The amount of cloud images you can provide on AWS for EC2 instances is limited. Per default only 5 public images per region are allowed (source). For us this limit was increased to 150. However, we still reached it in 03/2026, and several times before, so a manual clean up of old images was needed.
At the moment each release consumes six slots. For the two supported architectures (x64 and arm64) we have one image for each of the current variants (regular, usi, and trustedboot). This number will increase in future with for example the new FIPS-related images.
To avoid upload errors, we have to reduce the amount of slots we consume.
We are currently not aware of such limits for the other providers, but we will still apply this new retention policy to all cloud providers, we serve with public images for Gardener. Deleting old images that are no longer supported by us and will most likely be vulnerable to CVEs is a good idea in general.
We can only delete images when they are no longer used by Gardener's customers. Otherwise they would no longer be able to create new nodes without running into errors. Existing nodes would not be influenced by the deletion.
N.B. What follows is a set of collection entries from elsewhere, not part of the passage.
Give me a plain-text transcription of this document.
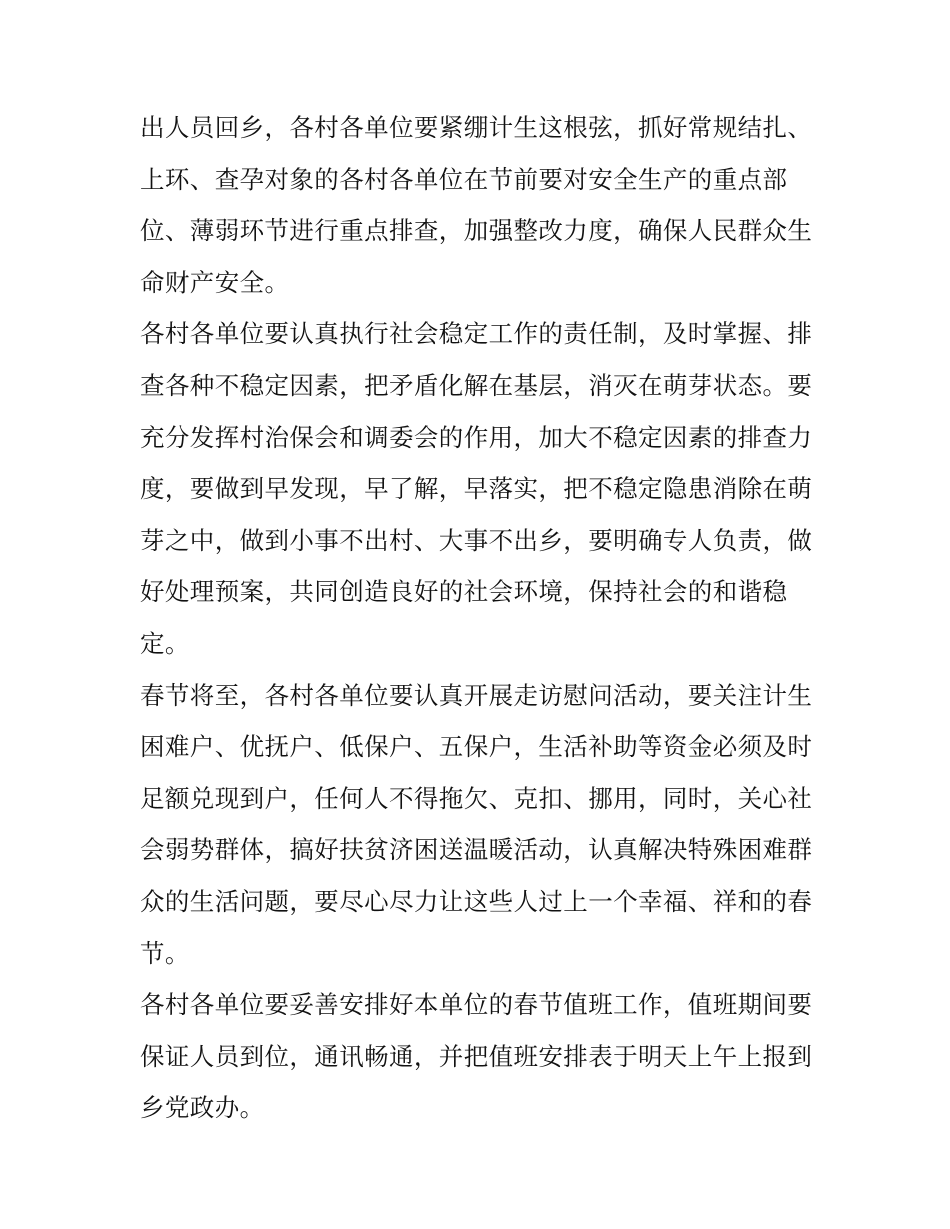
出人员回乡，各村各单位要紧绷计生这根弦，抓好常规结扎、
上环、查孕对象的各村各单位在节前要对安全生产的重点部
位、薄弱环节进行重点排查，加强整改力度，确保人民群众生
命财产安全。
各村各单位要认真执行社会稳定工作的责任制，及时掌握、排
查各种不稳定因素，把矛盾化解在基层，消灭在萌芽状态。要
充分发挥村治保会和调委会的作用，加大不稳定因素的排查力
度，要做到早发现，早了解，早落实，把不稳定隐患消除在萌
芽之中，做到小事不出村、大事不出乡，要明确专人负责，做
好处理预案，共同创造良好的社会环境，保持社会的和谐稳
定。
春节将至，各村各单位要认真开展走访慰问活动，要关注计生
困难户、优抚户、低保户、五保户，生活补助等资金必须及时
足额兑现到户，任何人不得拖欠、克扣、挪用，同时，关心社
会弱势群体，搞好扶贫济困送温暖活动，认真解决特殊困难群
众的生活问题，要尽心尽力让这些人过上一个幸福、祥和的春
节。
各村各单位要妥善安排好本单位的春节值班工作，值班期间要
保证人员到位，通讯畅通，并把值班安排表于明天上午上报到
乡党政办。
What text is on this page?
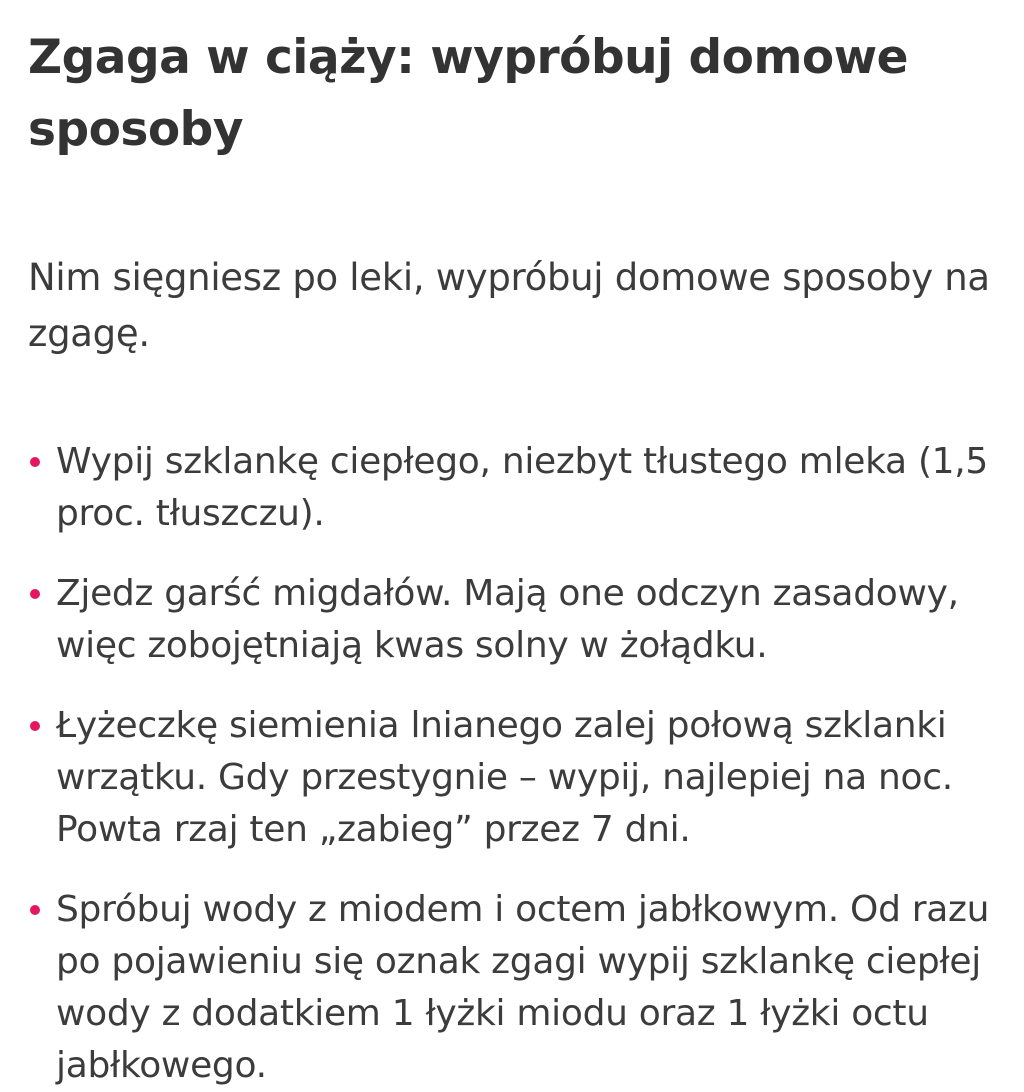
Zgaga w ciąży: wypróbuj domowe sposoby

Nim sięgniesz po leki, wypróbuj domowe sposoby na zgagę.

Wypij szklankę ciepłego, niezbyt tłustego mleka (1,5 proc. tłuszczu).
Zjedz garść migdałów. Mają one odczyn zasadowy, więc zobojętniają kwas solny w żołądku.
Łyżeczkę siemienia lnianego zalej połową szklanki wrzątku. Gdy przestygnie – wypij, najlepiej na noc. Powta rzaj ten „zabieg” przez 7 dni.
Spróbuj wody z miodem i octem jabłkowym. Od razu po pojawieniu się oznak zgagi wypij szklankę ciepłej wody z dodatkiem 1 łyżki miodu oraz 1 łyżki octu jabłkowego.
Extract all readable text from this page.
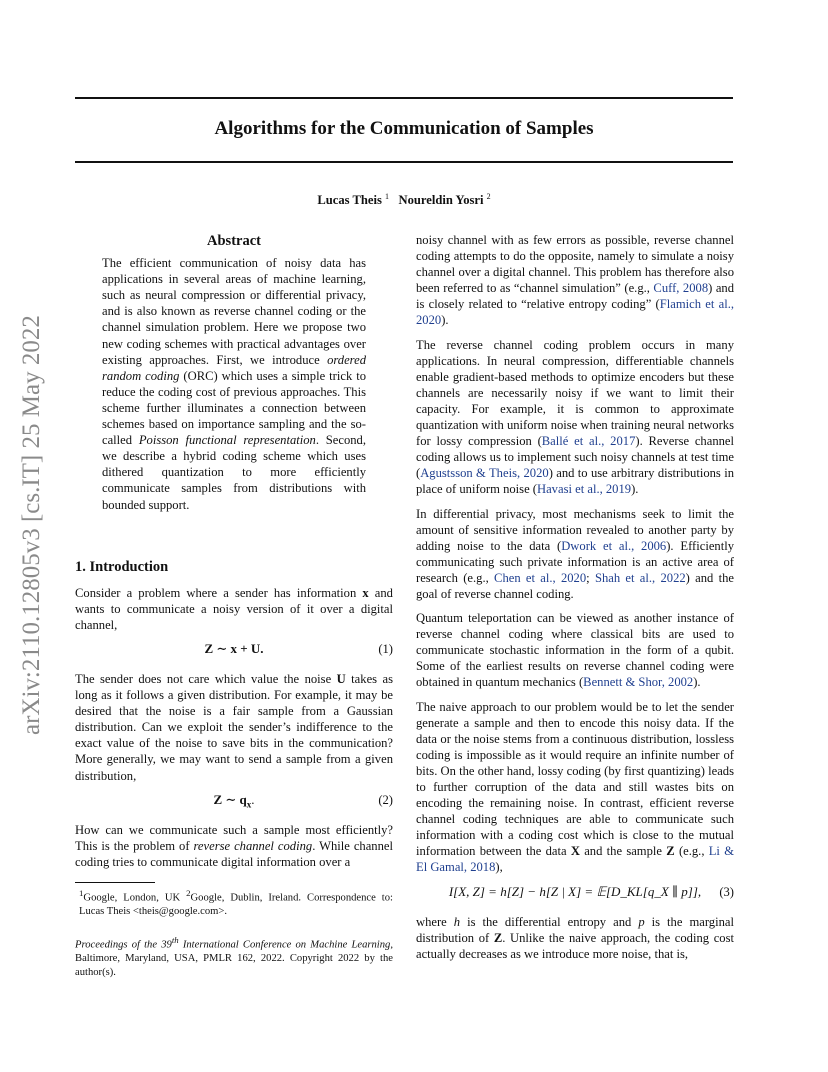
Algorithms for the Communication of Samples
Lucas Theis $^1$ Noureldin Yosri $^2$
arXiv:2110.12805v3 [cs.IT] 25 May 2022
Abstract

The efficient communication of noisy data has applications in several areas of machine learning, such as neural compression or differential privacy, and is also known as reverse channel coding or the channel simulation problem. Here we propose two new coding schemes with practical advantages over existing approaches. First, we introduce ordered random coding (ORC) which uses a simple trick to reduce the coding cost of previous approaches. This scheme further illuminates a connection between schemes based on importance sampling and the so-called Poisson functional representation. Second, we describe a hybrid coding scheme which uses dithered quantization to more efficiently communicate samples from distributions with bounded support.

1. Introduction

Consider a problem where a sender has information x and wants to communicate a noisy version of it over a digital channel,

Z ∼ x + U.	(1)

The sender does not care which value the noise U takes as long as it follows a given distribution. For example, it may be desired that the noise is a fair sample from a Gaussian distribution. Can we exploit the sender’s indifference to the exact value of the noise to save bits in the communication? More generally, we may want to send a sample from a given distribution,

Z ∼ $q_x$.	(2)

How can we communicate such a sample most efficiently? This is the problem of reverse channel coding. While channel coding tries to communicate digital information over a

$^1$Google, London, UK $^2$Google, Dublin, Ireland. Correspondence to: Lucas Theis <theis@google.com>.

Proceedings of the 39th International Conference on Machine Learning, Baltimore, Maryland, USA, PMLR 162, 2022. Copyright 2022 by the author(s).

noisy channel with as few errors as possible, reverse channel coding attempts to do the opposite, namely to simulate a noisy channel over a digital channel. This problem has therefore also been referred to as “channel simulation” (e.g., Cuff, 2008) and is closely related to “relative entropy coding” (Flamich et al., 2020).

The reverse channel coding problem occurs in many applications. In neural compression, differentiable channels enable gradient-based methods to optimize encoders but these channels are necessarily noisy if we want to limit their capacity. For example, it is common to approximate quantization with uniform noise when training neural networks for lossy compression (Ballé et al., 2017). Reverse channel coding allows us to implement such noisy channels at test time (Agustsson & Theis, 2020) and to use arbitrary distributions in place of uniform noise (Havasi et al., 2019).

In differential privacy, most mechanisms seek to limit the amount of sensitive information revealed to another party by adding noise to the data (Dwork et al., 2006). Efficiently communicating such private information is an active area of research (e.g., Chen et al., 2020; Shah et al., 2022) and the goal of reverse channel coding.

Quantum teleportation can be viewed as another instance of reverse channel coding where classical bits are used to communicate stochastic information in the form of a qubit. Some of the earliest results on reverse channel coding were obtained in quantum mechanics (Bennett & Shor, 2002).

The naive approach to our problem would be to let the sender generate a sample and then to encode this noisy data. If the data or the noise stems from a continuous distribution, lossless coding is impossible as it would require an infinite number of bits. On the other hand, lossy coding (by first quantizing) leads to further corruption of the data and still wastes bits on encoding the remaining noise. In contrast, efficient reverse channel coding techniques are able to communicate such information with a coding cost which is close to the mutual information between the data X and the sample Z (e.g., Li & El Gamal, 2018),

I[X, Z] = h[Z] − h[Z | X] = 𝔼[D_KL[q_X ∥ p]],	(3)

where h is the differential entropy and p is the marginal distribution of Z. Unlike the naive approach, the coding cost actually decreases as we introduce more noise, that is,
There are different mechanisms in Gardener, which define how long a version needs to be available. The landscape-YAML file defines which GL versions are supported and when they will expire, but these settings can be overwritten by customers. Hence, a hybrid approach is needed that also detects if a version is no longer used (not seen for a while). Only then it can be marked for deletion.
Decision
We will automatically delete no longer needed public images of Garden Linux on all supported cloud providers. A version is no longer needed, if we no longer support it and the Gardener team says that it is no longer used by customers. For this purpose, Gardener will provide us an automatic mechanism that tells us, which versions have expired and are no longer used.
Consequences
We have to wait until Gardener can provide us the necessary mechanism to inform us about expired and no longer used Garden Linux versions. With this mechanism GLCI has to implement a solution that automatically performs the required clean ups for the no longer needed images.